Wojciech Samek is a professor at TU Berlin, head of the AI Department at Fraunhofer HHI, and a fellow at BIFOLD and ELLIS Unit Berlin. His research focuses on explainable AI (XAI), covering method development, theoretical studies, and applications in medicine and geoscience. His pioneering contributions to XAI include key methods like Layer-wise Relevance Propagation (LRP) [1] and advancements in concept-level explainability, evaluation of explanations, and XAI-based model- and data improvement.
He has edited two books on XAI, served as a senior editor for IEEE TNNLS and associate editor for various other journals, and held area chair roles at NeurIPS, ICML, and NAACL. He is a member of Germany’s Platform for AI and serves on the boards of AGH University’s AI Center, HEIBRiDS, and ELIZA. He has received multiple best paper awards, including from Pattern Recognition (2020), Digital Signal Processing (2022), and the IEEE Signal Processing Society (2025).
[1] Bach, S, Binder, A, Montavon, G, Klauschen, F, Müller, K-R, Samek, W (2015). On Pixel-wise Explanations for Non-Linear Classifier Decisions by Layer-wise Relevance Propagation. PLOS ONE, 10(7):e0130140.
Abhinav Valada is a Full Professor (W3) at the University of Freiburg, where he directs the Robot Learning Lab. He is a member of the Department of Computer Science, the BrainLinks-BrainTools center, and a founding faculty of the ELLIS unit Freiburg. Abhinav is a DFG Emmy Noether AI Fellow, Scholar of the ELLIS Society, IEEE Senior Member, and Chair of the IEEE Robotics and Automation Society Technical Committee on Robot Learning.
He received his PhD (summa cum laude) working with Prof. Wolfram Burgard at the University of Freiburg in 2019, his MS in Robotics from Carnegie Mellon University in 2013, and his BTech. in Electronics and Instrumentation Engineering from VIT University in 2010. After his PhD, he worked as a Postdoctoral researcher and subsequently an Assistant Professor (W1) from 2020 to 2023. He co-founded and served as the Director of Operations of Platypus LLC from 2013 to 2015, a company developing autonomous robotic boats in Pittsburgh, and has previously worked at the National Robotics Engineering Center and the Field Robotics Center of Carnegie Mellon University from 2011 to 2014.

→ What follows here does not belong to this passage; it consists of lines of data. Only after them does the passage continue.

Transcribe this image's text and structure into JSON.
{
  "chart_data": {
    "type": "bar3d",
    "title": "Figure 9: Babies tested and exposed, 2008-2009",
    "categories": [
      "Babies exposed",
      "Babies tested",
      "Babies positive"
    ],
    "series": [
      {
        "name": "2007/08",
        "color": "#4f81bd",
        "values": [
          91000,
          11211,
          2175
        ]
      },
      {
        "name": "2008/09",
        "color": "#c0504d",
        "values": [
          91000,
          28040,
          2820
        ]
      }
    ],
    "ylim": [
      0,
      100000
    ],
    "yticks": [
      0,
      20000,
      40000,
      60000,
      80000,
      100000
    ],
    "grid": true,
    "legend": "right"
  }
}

Abhinav’s research lies at the intersection of robotics, machine learning, and computer vision with a focus on tackling fundamental robot perception, state estimation, and planning problems to enable robots to operate reliably in complex and diverse domains. The overall goal of his research is to develop scalable lifelong robot learning systems that continuously learn multiple tasks from what they perceive and experience by interacting with the real world. For his research, he received the IEEE RAS Early Career Award in Robotics and Automation, IROS Toshio Fukuda Young Professional Award, NVIDIA Research Award, AutoSens Most Novel Research Award, among others. Many aspects of his research have been prominently featured in wider media such as the Discovery Channel, NBC News, Business Times, and The Economic Times.